SaaS Link Building
How Many Backlinks Does a SaaS Company Need?
There is no fixed number of backlinks a SaaS company needs — you need however many it takes to be more relevant and more authoritative than the specific competitors you are trying to outrank, on the specific pages you want to rank. “How many backlinks” is the wrong question. A handful of relevant, editorial links from trusted sources will beat hundreds of cheap ones, every time. Ask instead: from where, to which pages, and how relevant? The honest answer comes from a competitor gap analysis, not a number on a price list.
Why “how many backlinks” is the wrong question
Backlink quantity is a vanity metric, because search engines weigh relevance, authority, and context far more heavily than raw count. Ten links from respected, on-topic sources can move a page that a thousand links from irrelevant directories never will. Chase a number and you back yourself into the volume-first tactics that build fragile, risky profiles.
The number that matters is comparative, not absolute. Ranking is a competition. What counts is your authority relative to the pages currently ranking for your target term — not some threshold you read in a blog post. That’s why two SaaS companies in different categories can need wildly different link profiles to rank for keywords that look identical, and why a single benchmark number means nothing without competitive context. We dig into why volume fails in our guide on why generic link building fails SaaS.
What actually determines how many backlinks you need
Four things set the number of backlinks you need: how competitive your category is, how strong the pages you’re competing against are, how much authority you already have, and how relevant the links you can earn are. Each one shifts the answer up or down. That’s why a scoped assessment beats a generic quota.
| Factor | Pushes the number up when… | Pulls it down when… |
|---|---|---|
| Category competitiveness | Well-funded incumbents own the SERP | The niche is underserved or just emerging |
| Competing pages’ authority | Top results carry strong, relevant link profiles | Top results are thin or barely linked |
| Your existing authority | Your domain is new or rarely cited | You already hold topical authority |
| Link relevance & quality | The links on offer are generic or low-trust | You can earn highly relevant, editorial links |
| Page intent | The page targets a high-competition commercial term | The page targets a long-tail, lower-competition query |
So the most useful exercise is a competitor link gap analysis. Look at the referring domains the pages outranking you have that you don’t, weighted by relevance. That gap — not a round number — is your real target. It hands you specific, reachable sources to pursue instead of a quota to fill.

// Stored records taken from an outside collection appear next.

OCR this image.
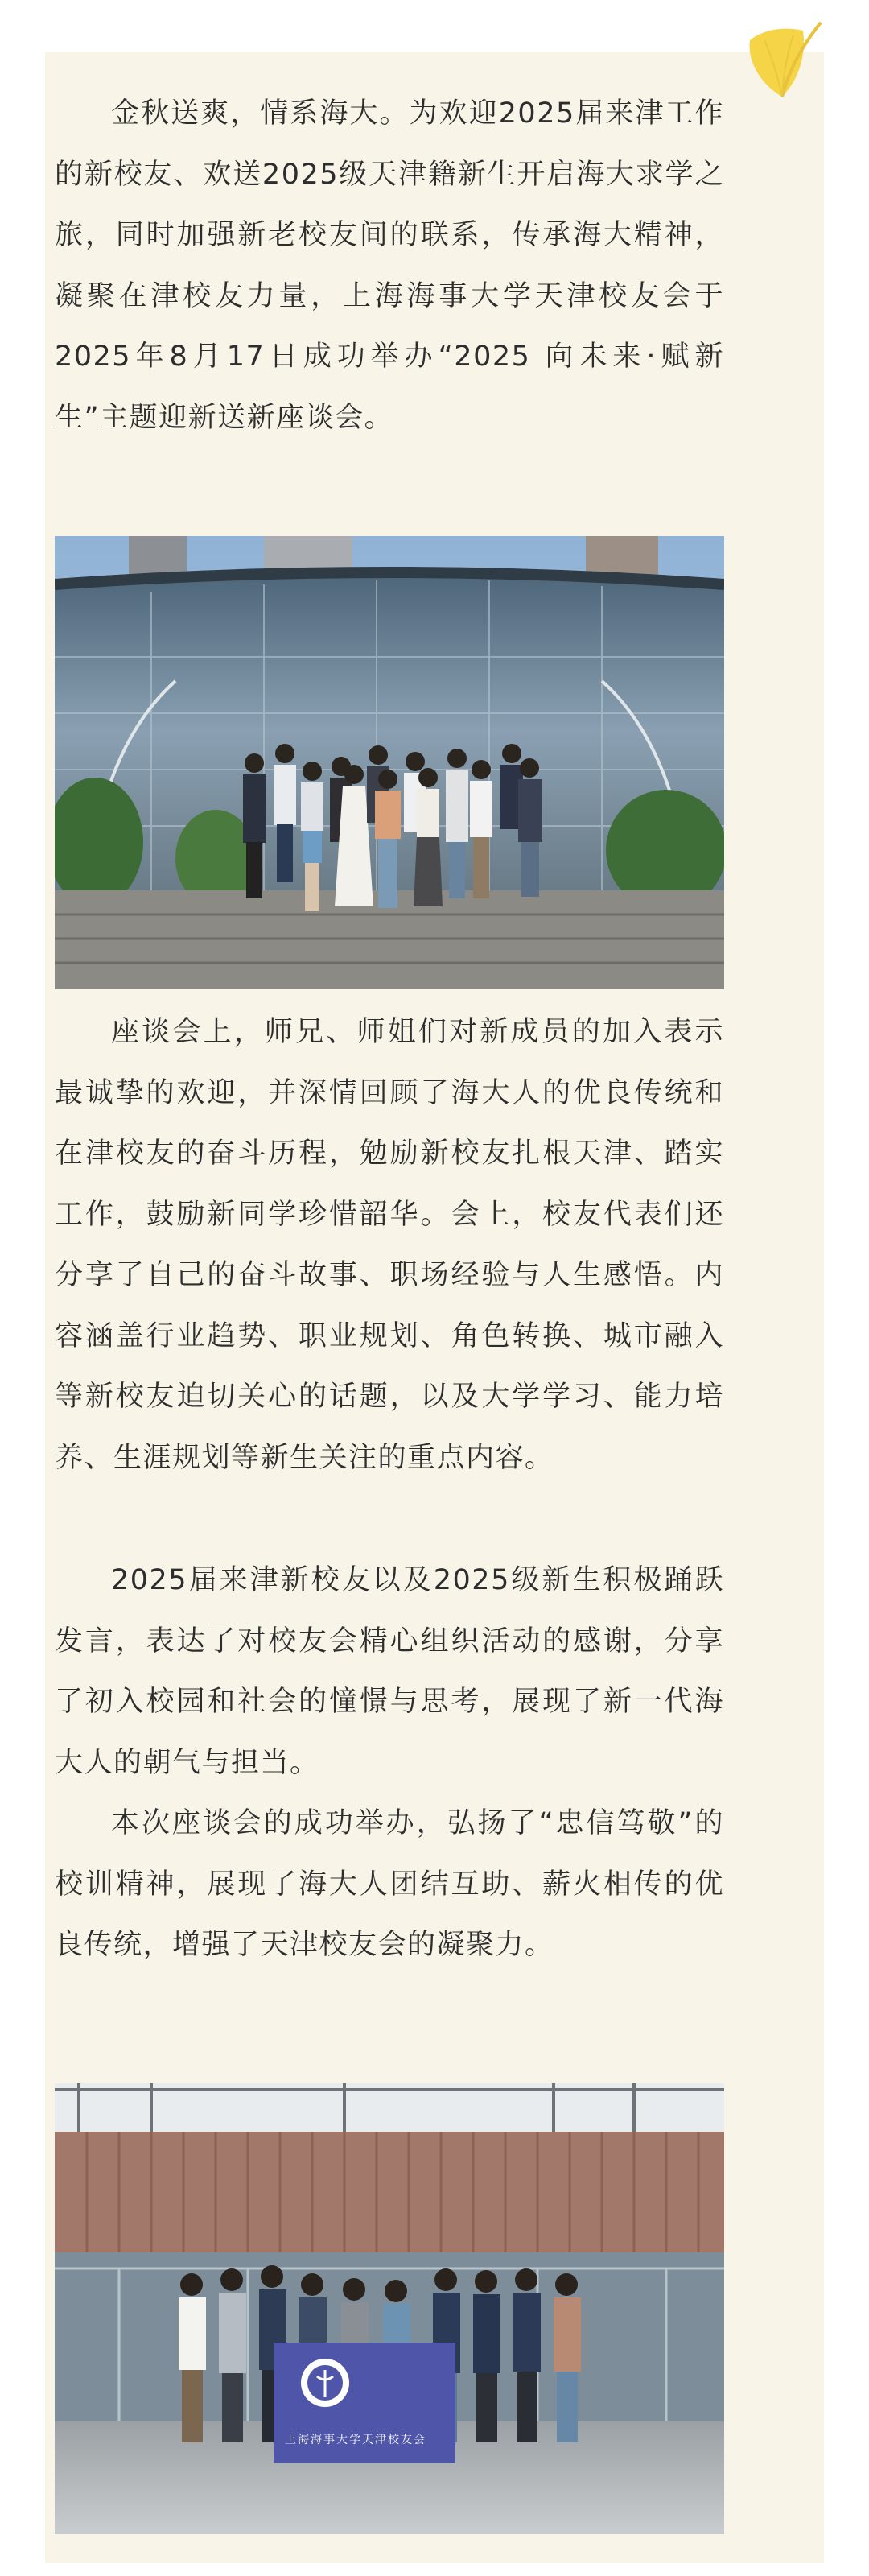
金秋送爽，情系海大。为欢迎2025届来津工作的新校友、欢送2025级天津籍新生开启海大求学之旅，同时加强新老校友间的联系，传承海大精神，凝聚在津校友力量，上海海事大学天津校友会于2025年8月17日成功举办“2025 向未来·赋新生”主题迎新送新座谈会。

座谈会上，师兄、师姐们对新成员的加入表示最诚挚的欢迎，并深情回顾了海大人的优良传统和在津校友的奋斗历程，勉励新校友扎根天津、踏实工作，鼓励新同学珍惜韶华。会上，校友代表们还分享了自己的奋斗故事、职场经验与人生感悟。内容涵盖行业趋势、职业规划、角色转换、城市融入等新校友迫切关心的话题，以及大学学习、能力培养、生涯规划等新生关注的重点内容。

2025届来津新校友以及2025级新生积极踊跃发言，表达了对校友会精心组织活动的感谢，分享了初入校园和社会的憧憬与思考，展现了新一代海大人的朝气与担当。

本次座谈会的成功举办，弘扬了“忠信笃敬”的校训精神，展现了海大人团结互助、薪火相传的优良传统，增强了天津校友会的凝聚力。

上海海事大学天津校友会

Quality and relevance beat quantity, every time
A small set of relevant, editorially earned links almost always outperforms a large pile of low-relevance ones, because relevance and trust are what search engines and AI models actually reward. A link from a respected publication in your category signals something a generic directory link never can — and it carries far less risk.
Concentration matters as much as quality. Point a focused set of strong links at your highest-value, winnable pages and you’ll do more than you would spreading the same links thin across the whole site. The goal isn’t to stack up links. It’s to build relevant authority around the pages that drive pipeline. A deliberate SaaS backlink strategy maps links to those priority pages instead of chasing a count, and our link building services are built to earn the relevant, durable links that actually move rankings.
Frequently asked questions
How many backlinks does a SaaS company need to rank?
There’s no universal number. Ranking depends on your authority relative to the specific pages you’re competing against, not an absolute threshold. A competitor gap analysis — comparing the relevant referring domains the top results have that you lack — beats any figure someone quotes you. In plenty of cases, a handful of relevant, high-quality links outranks hundreds of low-quality ones.
Are more backlinks always better?
No. Past a point, more links add nothing if they lack relevance — and low-quality links can actively damage your profile and create risk. Search engines weigh relevance, authority, and context over raw count, so a focused set of strong, topically relevant links is worth more than a large volume of weak ones. Quality and concentration beat quantity.
How do I figure out how many links I actually need?
Run a competitor link gap analysis. Find the pages outranking you for your target terms, look at the relevant referring domains they have that you don’t, and treat closing that relevance-weighted gap as your target. This grounds the question in your real competitive situation instead of an arbitrary number, and it hands you specific, reachable sources to pursue.
Is it better to have a few high-quality links or many low-quality ones?
A few high-quality, relevant links win almost every time. They carry more ranking weight, far less risk, and they reinforce the topical authority search engines and AI models reward. A large volume of low-relevance links does little for rankings and can expose your brand to algorithmic and reputational harm. Put relevance and editorial trust ahead of count.
Should all backlinks point to my homepage?
No. Most links should point to the inner pages that drive pipeline — high-intent product, comparison, and category pages — not the homepage by default. Concentrating relevant authority on winnable, commercially valuable pages works far better than spreading it thin, and internal linking can then push that authority out to related pages.
How long does it take to build the links I need?
Earning relevant, editorial links is a sustained effort measured in months, not weeks, because authority compounds over time. Striking-distance pages can move with a modest number of relevant links, while competitive terms take ongoing investment. No credible partner will promise a specific number of links or rankings on a fixed date, because outcomes depend on too many factors outside anyone’s control.